42. As regards the challenge to the Will as one being unnatural, the first appellate court found that the disposition under Ex.A-3 Will is not unnatural. No other challenge has been made to the findings of the first appellate court holding that Ex.A-3 Will has been executed by the deceased Natesa while in a sound disposing state of mind, that Natesa had the requisite mental faculty and he did not lose his mental faculty on the date of execution of the Will or at any point of time earlier there to and in a sound disposing state of mind Natesa had executed. Ex.A-3 original Will which had been proved by examining attestor P.W.2 and by producing Exs. A-10 and A-11, the original registers maintained by the Registering authority. The mental condition of the deceased has been spoken to by D.W.2 and the first appellate court had rightly relied upon the said evidence. D.W.2 had admitted the execution of the Will and he had not challenged the Will in the earlier litigation. For the above reasons, this Court holds that Ex.A-3 Will is true and genuine and the 6th defendant has got the right title and interest to convey the suit property in favour of the plaintiff.
43. In the light of the above discussion, all the three questions of law have to be answered against the appellants. As regards the first question of law, this Court holds that the first appellate court had analysed the entire evidence and had rightly come to the conclusion that the original of the Will had been validly executed and attested as required by law. The first question of law is answered against the appellants.
44. As regards the second question of law, this Court finds that the appreciation of evidence by the first appellate court is fair and comprehensive and it had taken into consideration all the material evidence and had chosen to accept the evidence of the independent attestor besides it had taken into consideration of the admission of D.W.2 about the execution of the Will in the earlier suit. Hence, the second question of law also deserves to be answered against the appellants as be first appellate court had considered the material evidence on record and had rightly reversed the judgment and decree of the trial court.

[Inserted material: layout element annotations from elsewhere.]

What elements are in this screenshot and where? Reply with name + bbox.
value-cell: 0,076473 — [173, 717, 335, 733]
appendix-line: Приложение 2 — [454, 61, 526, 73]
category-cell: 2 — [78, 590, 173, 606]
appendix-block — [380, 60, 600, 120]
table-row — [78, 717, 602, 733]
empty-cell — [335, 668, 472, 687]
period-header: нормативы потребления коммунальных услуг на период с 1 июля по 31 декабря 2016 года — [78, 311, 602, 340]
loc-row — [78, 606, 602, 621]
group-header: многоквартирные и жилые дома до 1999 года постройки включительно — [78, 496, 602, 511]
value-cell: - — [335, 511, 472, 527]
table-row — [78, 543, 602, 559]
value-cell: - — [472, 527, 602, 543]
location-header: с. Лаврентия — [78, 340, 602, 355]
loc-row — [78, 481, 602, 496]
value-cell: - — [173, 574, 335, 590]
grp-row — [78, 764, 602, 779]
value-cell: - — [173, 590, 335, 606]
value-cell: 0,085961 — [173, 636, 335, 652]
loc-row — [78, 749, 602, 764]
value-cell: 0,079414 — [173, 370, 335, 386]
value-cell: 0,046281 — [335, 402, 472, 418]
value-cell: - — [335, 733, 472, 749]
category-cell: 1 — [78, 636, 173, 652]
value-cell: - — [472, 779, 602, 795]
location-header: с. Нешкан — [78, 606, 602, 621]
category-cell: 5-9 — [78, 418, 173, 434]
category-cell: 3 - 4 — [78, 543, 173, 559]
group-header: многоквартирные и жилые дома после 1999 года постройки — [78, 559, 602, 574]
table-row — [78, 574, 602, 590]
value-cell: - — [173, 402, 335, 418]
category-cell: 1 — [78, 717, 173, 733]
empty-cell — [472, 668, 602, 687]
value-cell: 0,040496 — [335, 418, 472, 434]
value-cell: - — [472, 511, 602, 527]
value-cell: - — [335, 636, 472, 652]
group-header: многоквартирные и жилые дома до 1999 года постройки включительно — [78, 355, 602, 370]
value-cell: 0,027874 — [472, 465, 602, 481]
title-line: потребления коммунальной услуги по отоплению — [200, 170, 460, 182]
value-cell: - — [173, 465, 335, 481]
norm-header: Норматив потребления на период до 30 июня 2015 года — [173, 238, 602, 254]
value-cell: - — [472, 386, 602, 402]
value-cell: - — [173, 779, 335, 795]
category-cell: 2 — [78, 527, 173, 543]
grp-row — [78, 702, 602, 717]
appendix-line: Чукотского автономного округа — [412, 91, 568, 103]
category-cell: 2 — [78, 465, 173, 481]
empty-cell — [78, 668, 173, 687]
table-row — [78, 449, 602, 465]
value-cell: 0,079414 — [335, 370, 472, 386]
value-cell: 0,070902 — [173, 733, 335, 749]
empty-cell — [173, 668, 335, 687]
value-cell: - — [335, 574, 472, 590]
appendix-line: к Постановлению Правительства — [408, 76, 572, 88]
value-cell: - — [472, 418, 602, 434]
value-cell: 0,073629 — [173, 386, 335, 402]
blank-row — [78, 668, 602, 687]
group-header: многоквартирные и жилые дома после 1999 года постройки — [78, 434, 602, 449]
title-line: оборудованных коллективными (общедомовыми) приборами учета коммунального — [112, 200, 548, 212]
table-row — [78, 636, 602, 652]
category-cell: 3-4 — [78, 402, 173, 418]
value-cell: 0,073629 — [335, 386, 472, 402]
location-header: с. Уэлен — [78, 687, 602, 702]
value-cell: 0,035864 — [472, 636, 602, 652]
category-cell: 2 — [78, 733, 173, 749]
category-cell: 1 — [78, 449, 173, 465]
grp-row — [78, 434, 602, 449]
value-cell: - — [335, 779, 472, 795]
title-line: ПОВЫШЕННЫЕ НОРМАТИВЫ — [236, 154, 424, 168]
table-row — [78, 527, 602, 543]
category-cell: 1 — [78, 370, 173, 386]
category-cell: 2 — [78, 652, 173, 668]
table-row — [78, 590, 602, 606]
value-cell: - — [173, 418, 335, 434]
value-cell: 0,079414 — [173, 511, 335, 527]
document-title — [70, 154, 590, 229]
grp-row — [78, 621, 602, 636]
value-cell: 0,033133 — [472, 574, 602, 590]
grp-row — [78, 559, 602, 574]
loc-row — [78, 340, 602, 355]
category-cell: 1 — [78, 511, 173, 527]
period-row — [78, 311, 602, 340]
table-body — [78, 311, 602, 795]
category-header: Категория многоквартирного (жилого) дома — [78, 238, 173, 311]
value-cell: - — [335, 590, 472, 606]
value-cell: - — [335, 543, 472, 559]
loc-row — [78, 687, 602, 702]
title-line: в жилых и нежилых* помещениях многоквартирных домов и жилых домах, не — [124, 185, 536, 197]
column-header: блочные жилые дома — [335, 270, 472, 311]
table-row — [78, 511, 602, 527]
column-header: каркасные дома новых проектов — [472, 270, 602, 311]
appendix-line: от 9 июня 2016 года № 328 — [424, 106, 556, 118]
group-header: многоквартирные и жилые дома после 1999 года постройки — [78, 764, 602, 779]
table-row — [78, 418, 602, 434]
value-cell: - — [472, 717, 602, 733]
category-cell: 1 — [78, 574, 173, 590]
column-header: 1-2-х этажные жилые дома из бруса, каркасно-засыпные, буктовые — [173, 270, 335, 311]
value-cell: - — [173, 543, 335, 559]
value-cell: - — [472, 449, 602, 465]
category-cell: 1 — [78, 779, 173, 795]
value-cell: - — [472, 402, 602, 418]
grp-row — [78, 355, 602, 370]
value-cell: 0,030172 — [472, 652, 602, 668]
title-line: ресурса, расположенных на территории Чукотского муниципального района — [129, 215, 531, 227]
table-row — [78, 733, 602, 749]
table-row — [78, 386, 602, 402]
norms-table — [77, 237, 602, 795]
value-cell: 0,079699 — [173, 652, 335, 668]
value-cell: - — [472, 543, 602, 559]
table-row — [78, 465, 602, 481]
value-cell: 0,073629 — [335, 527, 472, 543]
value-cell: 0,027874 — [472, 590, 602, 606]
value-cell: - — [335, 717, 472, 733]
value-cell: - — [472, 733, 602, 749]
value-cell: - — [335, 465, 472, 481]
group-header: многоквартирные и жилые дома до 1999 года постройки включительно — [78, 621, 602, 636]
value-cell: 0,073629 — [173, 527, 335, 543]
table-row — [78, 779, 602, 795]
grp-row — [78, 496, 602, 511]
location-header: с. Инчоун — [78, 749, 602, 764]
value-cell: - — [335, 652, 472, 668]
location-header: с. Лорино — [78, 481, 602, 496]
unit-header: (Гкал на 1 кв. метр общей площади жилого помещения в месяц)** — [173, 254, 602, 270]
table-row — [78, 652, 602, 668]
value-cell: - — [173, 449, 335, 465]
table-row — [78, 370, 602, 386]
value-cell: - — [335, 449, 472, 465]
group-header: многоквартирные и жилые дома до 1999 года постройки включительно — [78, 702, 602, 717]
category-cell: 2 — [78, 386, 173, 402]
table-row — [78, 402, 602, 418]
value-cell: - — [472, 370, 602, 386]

45. The third question of law has to be answered against the appellants as be first appellate court had not cast the onus on the contesting defendants as sought to be contended. In fact, the first appellate court found that the plaintiff had proved the execution of the Will and attestation as well as the sound disposing state of mind of the testator. The first appellate court had taken into consideration the conduct of sixth defendant and rightly commented about the non production of Original Will by the 6th defendant. The failure to examine the other two attestors had been explained. The third question of law also answered against the appellants.
46. In the result, the Second Appeal fails and it is dismissed, but without costs.